In a letter sent Monday to the University of Illinois, the Alliance Defense Fund (ADF) called for the immediate reinstatement of Dr. Kenneth Howell, a professor who was fired for explaining in a class on Catholicism that the Church teaches homosexual behavior violates natural law. If the university does not reply to the letter by July 16, the legal fund said it will advise the professor to file a lawsuit.
In his Introduction to Catholicism class this past spring, a class that he had taught regularly at the university, Dr. Howell covered the topic of homosexuality, teaching the Catholic Church's position on same-sex attractions and behavior. As part of this discussion, Dr. Howell sent an e-mail to his class contrasting how utilitarianism and natural law theory would each determine the morality of homosexual conduct.

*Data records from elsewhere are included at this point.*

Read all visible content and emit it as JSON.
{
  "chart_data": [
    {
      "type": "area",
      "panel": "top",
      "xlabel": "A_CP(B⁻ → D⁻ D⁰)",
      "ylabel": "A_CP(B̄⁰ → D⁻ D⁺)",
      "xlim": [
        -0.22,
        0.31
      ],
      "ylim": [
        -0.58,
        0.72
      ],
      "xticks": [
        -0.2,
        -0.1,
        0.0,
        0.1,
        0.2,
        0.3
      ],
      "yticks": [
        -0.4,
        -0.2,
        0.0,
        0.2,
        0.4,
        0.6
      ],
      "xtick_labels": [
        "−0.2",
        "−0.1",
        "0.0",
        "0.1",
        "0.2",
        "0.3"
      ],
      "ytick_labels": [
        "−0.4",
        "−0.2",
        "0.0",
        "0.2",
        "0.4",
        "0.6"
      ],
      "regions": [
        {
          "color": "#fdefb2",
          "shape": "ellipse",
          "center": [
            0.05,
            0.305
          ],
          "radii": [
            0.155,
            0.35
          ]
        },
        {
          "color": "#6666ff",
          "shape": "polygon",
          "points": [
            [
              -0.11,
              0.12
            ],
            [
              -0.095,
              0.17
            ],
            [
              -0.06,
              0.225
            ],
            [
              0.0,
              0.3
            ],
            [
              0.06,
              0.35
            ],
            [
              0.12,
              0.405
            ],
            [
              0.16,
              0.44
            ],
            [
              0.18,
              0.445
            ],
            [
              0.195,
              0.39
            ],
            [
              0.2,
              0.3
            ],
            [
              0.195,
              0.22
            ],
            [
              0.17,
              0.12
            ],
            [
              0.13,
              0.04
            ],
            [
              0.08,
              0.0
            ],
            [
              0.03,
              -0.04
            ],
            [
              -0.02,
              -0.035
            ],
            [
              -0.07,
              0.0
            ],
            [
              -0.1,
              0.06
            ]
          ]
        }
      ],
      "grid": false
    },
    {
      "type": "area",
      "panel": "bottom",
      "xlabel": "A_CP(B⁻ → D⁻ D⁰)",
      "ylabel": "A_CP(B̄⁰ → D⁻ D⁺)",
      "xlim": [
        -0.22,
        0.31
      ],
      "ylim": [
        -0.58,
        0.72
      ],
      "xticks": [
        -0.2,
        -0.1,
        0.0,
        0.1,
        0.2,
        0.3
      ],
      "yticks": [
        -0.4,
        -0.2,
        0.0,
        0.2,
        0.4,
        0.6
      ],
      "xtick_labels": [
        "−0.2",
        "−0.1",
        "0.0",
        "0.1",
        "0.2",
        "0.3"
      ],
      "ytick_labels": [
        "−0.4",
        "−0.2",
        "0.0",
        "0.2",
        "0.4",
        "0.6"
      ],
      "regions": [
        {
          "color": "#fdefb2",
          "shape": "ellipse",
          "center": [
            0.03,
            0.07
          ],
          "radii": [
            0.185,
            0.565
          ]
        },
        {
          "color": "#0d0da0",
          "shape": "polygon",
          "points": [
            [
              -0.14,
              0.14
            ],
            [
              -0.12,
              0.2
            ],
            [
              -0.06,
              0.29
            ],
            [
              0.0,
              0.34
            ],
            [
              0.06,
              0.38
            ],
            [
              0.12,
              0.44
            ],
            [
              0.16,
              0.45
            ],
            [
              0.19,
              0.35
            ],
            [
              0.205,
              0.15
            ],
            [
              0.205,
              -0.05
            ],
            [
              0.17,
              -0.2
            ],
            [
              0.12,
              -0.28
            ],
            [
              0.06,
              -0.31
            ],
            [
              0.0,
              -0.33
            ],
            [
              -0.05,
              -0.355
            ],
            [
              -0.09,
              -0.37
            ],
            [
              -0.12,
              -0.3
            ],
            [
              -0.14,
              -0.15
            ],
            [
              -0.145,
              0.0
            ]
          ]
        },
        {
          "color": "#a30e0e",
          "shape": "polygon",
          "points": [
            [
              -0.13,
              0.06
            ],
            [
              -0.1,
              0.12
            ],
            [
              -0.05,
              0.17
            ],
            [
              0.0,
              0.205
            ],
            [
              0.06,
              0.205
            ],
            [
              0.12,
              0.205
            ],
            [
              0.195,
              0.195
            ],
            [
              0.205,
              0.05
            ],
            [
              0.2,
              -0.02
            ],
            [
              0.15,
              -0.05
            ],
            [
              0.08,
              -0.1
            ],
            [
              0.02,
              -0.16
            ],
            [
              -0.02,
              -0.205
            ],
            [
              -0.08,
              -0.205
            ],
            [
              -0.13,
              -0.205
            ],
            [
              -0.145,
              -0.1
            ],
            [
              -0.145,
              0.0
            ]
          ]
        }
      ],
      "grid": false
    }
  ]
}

A student complained that Dr. Howell's words were “hate speech” in an e-mail to the head of the department, Dr. Robert McKim. Howell was called into McKim's office at the end of the semester and told that he would no longer be allowed to teach for the University because his e-mail had “violate[d] university standards of inclusivity.”
Travis Barham, litigation staff counsel for the ADF Center for Academic Freedom, wrote a letter on July 12 to several officials at the University of Illinois, including the president, the Dean of the College of Liberal Arts and Sciences and the head of the religion department.
“In relieving Dr. Howell of his teaching responsibilities, the University is firing him for teaching Catholic doctrine in a class about Catholic doctrine,” Barham said.
He noted that “the University's only reason for removing Dr. Howell is that other students, faculty, and staff disliked his speech.” However, he continued, the First Amendment “exists precisely to protect controversial ideas from being silenced” and “affords broad protection for a professor's speech in the classroom.”
In his letter, Barham noted that Dr. Howell has taught in the Department of Religion at the University of Illinois since 2001, and that he has consistently earned excellent marks on his student evaluations.
Throughout the semester, Barham underscored, Dr. Howell emphasized to his class that they did not need to agree with Catholic thought, but simply needed to understand and analyze it to succeed in the class.
In a legal analysis of the situation, Barham explained that “public university professors retain free speech and academic freedom rights in the classroom and on campus.”
Looking at legal precedent, Barham noted that the U.S. Court of Appeals for the Seventh Circuit, which has jurisdiction over Illinois, has stated that “the First Amendment protects the right of faculty members to engage in academic debates, pursuits, and inquiries.” Federal courts across the country have agreed with this statement, he said.
“These clearly established First Amendment principles easily encompass Dr. Howell's lectures and e-mail,” Barham stated. “In a class on Catholic thought, he explained Catholic teaching on sexual morality and answered students' questions and responded to their objections.”
“According to decades of Supreme Court precedent, the University simply cannot relieve Dr. Howell of his teaching post based on how third parties respond to his speech,” Barham said. “For decades, the Supreme Court has consistently held that university campuses are 'not enclaves immune from the sweep of the First Amendment.'”
Emphasizing the violation of the right to free speech and academic freedom, Barham called for the University to restore Dr. Howell to his previous teaching position.
“In light of these clear constitutional violations, we demand that you immediately reinstate Dr. Howell and restore to him the teaching responsibilities he has discharged so excellently for almost a decade,” Barham said in the letter. If the University does not respect Dr. Howell's First Amendment freedoms, ADF will advise the professor “to vindicate his constitutional rights in federal court.”